There is now the prospect of Parliament derailing the Government’s timetable for triggering the Brexit Article 50 notification.  While it is likely that the Government will try to make the bill as short and simple as possible, and equally likely that there will eventually be a vote in favour of negotiations, there is little doubt that many MP’s will wish to table amendments along the way and the same will be true in the House of Lords.

david-davis-graphicWhile David Davis, the Secretary of State for Exiting the European Union, did his best to stonewall the questions from many MPs after his statement in the House of Commons on the outcome of the proceedings,  one had the impression that he was making the best of a bad job and that the Government is going to have a tough time getting a bill through both houses before the March target date for triggering Article 50.

The Independent has this: “Tory MPs pile pressure on Theresa May to publish full Brexit plan before Commons vote on triggering Article 50 – ‘The passage of the Bill will be swifter if a white paper is published’ – former Education Secretary Nicky Morgan”  and also this on the Labour approach:  “Keir Starmer hints that Labour rebels in Article 50 vote will escape punishment – The Shadow Brexit Secretary says ‘no decisions’ have been taken about a threatened revolt by some Labour MPs – but pledges it will be resolved ‘collegiately’“.  Also this on the SNP position: “Brexit latest: SNP threatens Theresa May with 50 amendments to Article 50“.

Meanwhile Mrs May is off to the USA.  That raises other concerns.

Risks of the Trump – Putin Axis

The Independent has this: “Brexit: Theresa May ‘unwitting tool’ of hardline nationalists determined to destroy EU, says Nick Clegg – Former Liberal Democrat leader decries ‘axis of aggressive nationalism’ stretching from White House to Kremlin ahead of PM’s first meeting with Donald Trump” in which there are  these passages:-

Theresa May’s approach to Brexit risks making her the “unwitting tool” of aggressive nationalists seeking to tear the European Union apart, former deputy prime minister Nick Clegg is warning.”

He will accuse Mr Trump of “effectively colluding” with Russian leader Vladimir Putin to undermine the security and prosperity of Europe, said party aides.”

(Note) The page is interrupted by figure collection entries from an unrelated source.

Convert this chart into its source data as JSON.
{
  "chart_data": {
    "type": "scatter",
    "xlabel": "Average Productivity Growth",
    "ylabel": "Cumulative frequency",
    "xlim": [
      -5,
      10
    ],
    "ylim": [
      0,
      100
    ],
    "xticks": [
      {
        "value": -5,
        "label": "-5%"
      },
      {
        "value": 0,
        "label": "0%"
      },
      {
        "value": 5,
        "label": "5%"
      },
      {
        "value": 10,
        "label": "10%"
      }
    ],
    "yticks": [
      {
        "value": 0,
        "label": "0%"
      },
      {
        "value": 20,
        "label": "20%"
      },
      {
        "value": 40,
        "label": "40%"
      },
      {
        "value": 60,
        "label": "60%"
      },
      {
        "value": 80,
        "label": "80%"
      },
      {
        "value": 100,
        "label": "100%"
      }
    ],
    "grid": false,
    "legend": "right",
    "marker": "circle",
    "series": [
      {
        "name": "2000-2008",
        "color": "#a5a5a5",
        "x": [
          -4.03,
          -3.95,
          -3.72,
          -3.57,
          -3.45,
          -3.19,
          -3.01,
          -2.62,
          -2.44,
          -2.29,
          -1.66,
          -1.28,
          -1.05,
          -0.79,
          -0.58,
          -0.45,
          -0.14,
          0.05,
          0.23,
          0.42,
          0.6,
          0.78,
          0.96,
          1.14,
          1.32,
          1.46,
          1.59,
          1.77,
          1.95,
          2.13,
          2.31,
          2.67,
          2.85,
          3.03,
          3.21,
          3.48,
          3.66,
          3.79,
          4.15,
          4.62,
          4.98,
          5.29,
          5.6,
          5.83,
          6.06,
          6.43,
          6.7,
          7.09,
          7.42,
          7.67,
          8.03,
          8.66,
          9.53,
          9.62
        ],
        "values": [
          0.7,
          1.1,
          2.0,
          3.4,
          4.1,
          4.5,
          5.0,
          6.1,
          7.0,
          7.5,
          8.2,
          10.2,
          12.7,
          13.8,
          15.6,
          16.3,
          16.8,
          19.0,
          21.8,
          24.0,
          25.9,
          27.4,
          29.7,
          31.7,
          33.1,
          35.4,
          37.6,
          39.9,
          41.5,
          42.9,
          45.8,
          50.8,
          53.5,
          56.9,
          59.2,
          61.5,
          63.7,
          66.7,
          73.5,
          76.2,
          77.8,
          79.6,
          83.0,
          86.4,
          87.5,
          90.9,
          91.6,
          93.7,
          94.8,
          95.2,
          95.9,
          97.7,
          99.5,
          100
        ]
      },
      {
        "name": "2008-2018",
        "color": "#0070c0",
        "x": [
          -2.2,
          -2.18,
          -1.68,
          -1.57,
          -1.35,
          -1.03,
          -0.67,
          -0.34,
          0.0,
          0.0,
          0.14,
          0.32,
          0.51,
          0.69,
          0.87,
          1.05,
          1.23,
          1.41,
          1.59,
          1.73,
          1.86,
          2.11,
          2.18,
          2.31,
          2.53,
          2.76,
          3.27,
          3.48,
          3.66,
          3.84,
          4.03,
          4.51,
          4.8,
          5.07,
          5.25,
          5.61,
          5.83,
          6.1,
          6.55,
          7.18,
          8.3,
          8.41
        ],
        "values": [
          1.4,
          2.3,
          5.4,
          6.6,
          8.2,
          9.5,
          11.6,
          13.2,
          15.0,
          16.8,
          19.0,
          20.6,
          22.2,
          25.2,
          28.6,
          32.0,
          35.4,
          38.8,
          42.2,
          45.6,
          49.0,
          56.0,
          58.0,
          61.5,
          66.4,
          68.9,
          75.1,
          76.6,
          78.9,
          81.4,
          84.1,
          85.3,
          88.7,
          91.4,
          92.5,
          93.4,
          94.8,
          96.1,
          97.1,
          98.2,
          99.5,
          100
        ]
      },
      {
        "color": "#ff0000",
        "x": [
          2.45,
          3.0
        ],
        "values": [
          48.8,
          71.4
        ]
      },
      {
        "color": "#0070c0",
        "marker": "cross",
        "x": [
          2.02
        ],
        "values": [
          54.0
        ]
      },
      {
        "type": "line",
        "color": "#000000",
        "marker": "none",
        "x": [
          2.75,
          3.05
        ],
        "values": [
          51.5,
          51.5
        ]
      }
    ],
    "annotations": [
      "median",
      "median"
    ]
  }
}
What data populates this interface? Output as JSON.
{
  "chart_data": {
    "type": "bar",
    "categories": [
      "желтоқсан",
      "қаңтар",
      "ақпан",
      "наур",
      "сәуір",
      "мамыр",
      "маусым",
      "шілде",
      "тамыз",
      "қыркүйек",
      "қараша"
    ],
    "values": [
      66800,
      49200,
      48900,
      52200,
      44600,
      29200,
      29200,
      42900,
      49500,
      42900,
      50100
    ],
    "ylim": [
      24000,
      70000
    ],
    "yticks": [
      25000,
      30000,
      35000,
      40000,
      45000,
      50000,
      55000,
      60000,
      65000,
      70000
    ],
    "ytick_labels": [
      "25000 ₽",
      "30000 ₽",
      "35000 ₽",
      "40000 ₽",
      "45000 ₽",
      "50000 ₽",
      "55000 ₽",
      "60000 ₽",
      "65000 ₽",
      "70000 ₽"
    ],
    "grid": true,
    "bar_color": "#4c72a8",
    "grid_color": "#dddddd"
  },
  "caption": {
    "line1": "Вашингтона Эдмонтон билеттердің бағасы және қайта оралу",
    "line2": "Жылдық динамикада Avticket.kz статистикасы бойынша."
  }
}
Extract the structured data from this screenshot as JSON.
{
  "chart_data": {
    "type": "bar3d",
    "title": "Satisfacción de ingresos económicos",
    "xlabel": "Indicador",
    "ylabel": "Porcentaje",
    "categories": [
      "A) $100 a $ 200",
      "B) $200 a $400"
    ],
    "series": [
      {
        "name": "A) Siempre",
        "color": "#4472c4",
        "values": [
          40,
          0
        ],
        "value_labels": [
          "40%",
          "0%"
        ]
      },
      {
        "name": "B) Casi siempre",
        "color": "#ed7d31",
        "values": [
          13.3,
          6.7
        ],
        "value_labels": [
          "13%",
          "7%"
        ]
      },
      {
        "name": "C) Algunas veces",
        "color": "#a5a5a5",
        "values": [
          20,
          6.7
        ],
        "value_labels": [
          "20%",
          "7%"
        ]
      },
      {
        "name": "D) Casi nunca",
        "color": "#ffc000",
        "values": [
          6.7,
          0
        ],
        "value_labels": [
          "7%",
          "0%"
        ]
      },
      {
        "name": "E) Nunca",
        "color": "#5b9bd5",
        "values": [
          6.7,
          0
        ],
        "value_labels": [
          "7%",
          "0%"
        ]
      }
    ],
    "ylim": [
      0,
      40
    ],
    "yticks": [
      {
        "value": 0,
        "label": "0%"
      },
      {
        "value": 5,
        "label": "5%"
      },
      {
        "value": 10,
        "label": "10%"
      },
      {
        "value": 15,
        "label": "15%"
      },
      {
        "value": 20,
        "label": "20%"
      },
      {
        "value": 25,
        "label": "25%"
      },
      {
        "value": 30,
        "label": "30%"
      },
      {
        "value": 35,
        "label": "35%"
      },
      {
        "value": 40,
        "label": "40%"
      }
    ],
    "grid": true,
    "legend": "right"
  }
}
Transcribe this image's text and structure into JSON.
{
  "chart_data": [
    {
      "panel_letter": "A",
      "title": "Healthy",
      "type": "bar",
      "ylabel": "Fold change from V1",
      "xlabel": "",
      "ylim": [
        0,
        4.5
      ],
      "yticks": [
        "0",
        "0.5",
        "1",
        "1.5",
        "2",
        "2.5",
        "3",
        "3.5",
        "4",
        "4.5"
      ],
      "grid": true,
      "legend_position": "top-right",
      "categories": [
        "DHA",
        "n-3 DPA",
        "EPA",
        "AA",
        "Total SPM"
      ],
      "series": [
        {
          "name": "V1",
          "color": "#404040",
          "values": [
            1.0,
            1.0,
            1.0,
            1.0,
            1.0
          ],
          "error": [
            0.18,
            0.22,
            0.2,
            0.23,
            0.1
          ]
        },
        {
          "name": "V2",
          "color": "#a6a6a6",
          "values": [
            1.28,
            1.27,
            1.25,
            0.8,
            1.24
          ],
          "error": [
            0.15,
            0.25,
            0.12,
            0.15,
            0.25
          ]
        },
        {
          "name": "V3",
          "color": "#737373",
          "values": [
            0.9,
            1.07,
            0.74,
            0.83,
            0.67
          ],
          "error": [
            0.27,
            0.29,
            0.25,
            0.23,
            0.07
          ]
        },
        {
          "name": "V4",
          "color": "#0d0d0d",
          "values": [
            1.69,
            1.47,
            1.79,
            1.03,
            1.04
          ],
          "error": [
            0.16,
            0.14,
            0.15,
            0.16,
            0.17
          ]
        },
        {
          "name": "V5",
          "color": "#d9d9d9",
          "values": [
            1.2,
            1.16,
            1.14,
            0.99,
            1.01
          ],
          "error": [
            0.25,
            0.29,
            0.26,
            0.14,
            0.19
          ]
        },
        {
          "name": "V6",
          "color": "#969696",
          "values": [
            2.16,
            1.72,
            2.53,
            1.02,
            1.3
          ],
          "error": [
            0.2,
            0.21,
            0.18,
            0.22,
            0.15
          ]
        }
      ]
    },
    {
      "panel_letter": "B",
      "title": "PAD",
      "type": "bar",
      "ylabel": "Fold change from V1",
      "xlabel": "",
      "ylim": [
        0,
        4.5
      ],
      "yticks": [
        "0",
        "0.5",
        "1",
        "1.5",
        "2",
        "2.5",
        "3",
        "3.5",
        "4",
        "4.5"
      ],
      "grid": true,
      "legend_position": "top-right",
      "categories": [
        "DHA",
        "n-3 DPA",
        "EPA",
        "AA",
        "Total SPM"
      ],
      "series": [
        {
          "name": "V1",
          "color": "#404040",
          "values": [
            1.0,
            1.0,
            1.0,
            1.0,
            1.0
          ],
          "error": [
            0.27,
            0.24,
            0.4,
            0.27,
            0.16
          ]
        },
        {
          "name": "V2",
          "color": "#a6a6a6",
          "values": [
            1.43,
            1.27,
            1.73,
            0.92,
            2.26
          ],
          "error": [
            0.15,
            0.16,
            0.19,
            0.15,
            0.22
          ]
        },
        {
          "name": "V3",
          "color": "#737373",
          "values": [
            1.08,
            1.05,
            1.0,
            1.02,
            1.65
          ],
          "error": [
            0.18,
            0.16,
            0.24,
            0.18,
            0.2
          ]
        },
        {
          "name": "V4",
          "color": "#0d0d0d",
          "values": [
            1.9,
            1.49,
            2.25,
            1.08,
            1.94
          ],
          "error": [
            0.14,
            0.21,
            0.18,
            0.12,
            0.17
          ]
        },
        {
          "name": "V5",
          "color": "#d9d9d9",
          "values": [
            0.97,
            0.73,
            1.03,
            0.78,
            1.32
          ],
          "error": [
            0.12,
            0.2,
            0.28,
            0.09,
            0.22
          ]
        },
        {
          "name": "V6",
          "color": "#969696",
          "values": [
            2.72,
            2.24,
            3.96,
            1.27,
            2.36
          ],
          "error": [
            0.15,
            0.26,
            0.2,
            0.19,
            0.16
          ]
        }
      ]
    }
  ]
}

ww-westminsterTheresa May’s approach to Brexit is not only contrary to Britain’s national interest, it also runs the risk that the Brexit negotiations unwittingly become the means by which the forces of aggressive nationalism seek to unpick the EU itself.    My message to Theresa May is clear: as you travel to Washington this week, beware the dangers of becoming an unwitting tool for the isolationism of Trump, Putin and nationalists across Europe.

Her vision for a hard Brexit will pull us out of the European single market, the world’s largest borderless marketplace – which was, let’s not forget, designed by the British and championed by the Conservative prime minister at the time, Margaret Thatcher. That is the wrong choice for Britain’s interests.

 

The Wicked Witch of Westminster  might reflect on this while she visits President Trump in the USA.  There are some cogent arguments in this Economist piece: “Donald Trump’s win will make Brexit more painful“.

Plainly, Mrs May cannot do otherwise than talk to Donald Trump.  He is, for better or for worse (more likely for worse), the President of the United States of America, a country which has been the premier power in the free world since WW2.   This op-ed in the Washington Post is relevant: “More signs that Trump is out of touch with reality“.

There is a risk that the combination of  Trump and Putin could do immense harm both to the United Kingdom and to Europe.

So one has to hope that Mrs May will not return from Washington waving a scrap of paper at the airport.